Recensione di: Big Fish – Le storie di una vita incredibile
Edward Bloom è l’uomo che racconta nelle sue storie. É, infatti, impossibile distinguere l’uomo reale dalla leggenda che si è creato attraverso la narrazione delle sue incredibili avventure. In fin dei conti però non è mai un gran bugiardo, ma solo un grande poeta moderno che riesce a romanzare tutti gli episodi e tutti i personaggi che realmente ha incontrato nel corso della sua vita.
Questo è quello che ci racconta Tim Burton nel film “Big Fish – Le storie di una vita incredibile”, lavoro del 2003 ed ultima vera opera d’arte dell’eccentrico regista di Burbank.
La pellicola è giocata tutta sullo rapporto labile tre realtà e finzione, per cercare di evadere dalla triste routine quotidiana che solpisce ogni essere umano. Quindi perché non viaggiare attraverso miti e leggende per rendere stupefacente un episodio tristemente incolore?
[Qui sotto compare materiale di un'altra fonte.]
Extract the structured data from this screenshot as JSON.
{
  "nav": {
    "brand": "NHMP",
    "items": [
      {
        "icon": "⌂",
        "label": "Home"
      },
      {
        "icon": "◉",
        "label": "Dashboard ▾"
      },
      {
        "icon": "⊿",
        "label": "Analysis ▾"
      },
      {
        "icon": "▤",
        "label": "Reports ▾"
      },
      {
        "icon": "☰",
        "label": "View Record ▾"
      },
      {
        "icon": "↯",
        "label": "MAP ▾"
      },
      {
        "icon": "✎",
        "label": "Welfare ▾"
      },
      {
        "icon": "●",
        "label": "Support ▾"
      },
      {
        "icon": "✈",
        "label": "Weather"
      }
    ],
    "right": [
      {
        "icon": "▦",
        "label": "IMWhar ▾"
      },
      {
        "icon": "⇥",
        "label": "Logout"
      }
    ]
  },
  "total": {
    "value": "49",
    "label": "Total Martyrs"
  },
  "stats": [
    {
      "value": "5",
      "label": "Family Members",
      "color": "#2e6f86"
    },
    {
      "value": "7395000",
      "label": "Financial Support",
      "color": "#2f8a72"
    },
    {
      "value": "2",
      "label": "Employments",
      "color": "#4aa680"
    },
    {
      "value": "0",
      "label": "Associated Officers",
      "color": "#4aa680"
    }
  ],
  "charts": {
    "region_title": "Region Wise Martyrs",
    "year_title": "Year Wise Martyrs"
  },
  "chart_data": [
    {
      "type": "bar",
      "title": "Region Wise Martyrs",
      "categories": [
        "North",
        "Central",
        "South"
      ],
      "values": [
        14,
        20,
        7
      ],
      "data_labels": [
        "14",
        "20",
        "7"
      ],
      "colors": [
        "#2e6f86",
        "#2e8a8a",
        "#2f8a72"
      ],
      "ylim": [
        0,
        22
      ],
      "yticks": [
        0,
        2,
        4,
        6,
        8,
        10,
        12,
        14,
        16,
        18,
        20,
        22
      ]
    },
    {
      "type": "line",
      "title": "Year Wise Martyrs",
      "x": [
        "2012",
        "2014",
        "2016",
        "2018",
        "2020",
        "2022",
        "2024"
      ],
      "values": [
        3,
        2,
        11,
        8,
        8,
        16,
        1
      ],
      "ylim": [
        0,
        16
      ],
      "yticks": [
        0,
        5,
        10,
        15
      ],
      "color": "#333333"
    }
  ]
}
Attraverso una sceneggiatura sempre incalzante e che non abbassa mai la guardia, scopriamo il vero universo burtoniano fatto di mostri, streghe e fate, in cui l’eccezionale cast (Ewan McGregor, Albert Finney, Billy Crudup, Jessica Lange, Helena Bonham Carter, Steve Buscemi, Danny DeVito, Marion Cotillard) può dare il meglio di sé. La vita di Edward è raccontata, attraverso continui flashback, dall’infanzia fino all’età adulta, con un particolare risalto dato al contrastato e contrastante rapporto con il suo unico figlio.
Ovviamente immancabile il paragone con il più grande onirico di tutti i tempi: il nostro Federico Fellini. Tim Burton si confronta con le opere più belle del regista riminese, riuscendo a reggere il confronto con il grande maestro italiano. Nella pellicola e in più occasione è richiamato l’universo felliniano, un solo esempio su tutti: le scene del circo.
Insomma uno di quei film da vedere e rivedere e assolutamente da non perdere.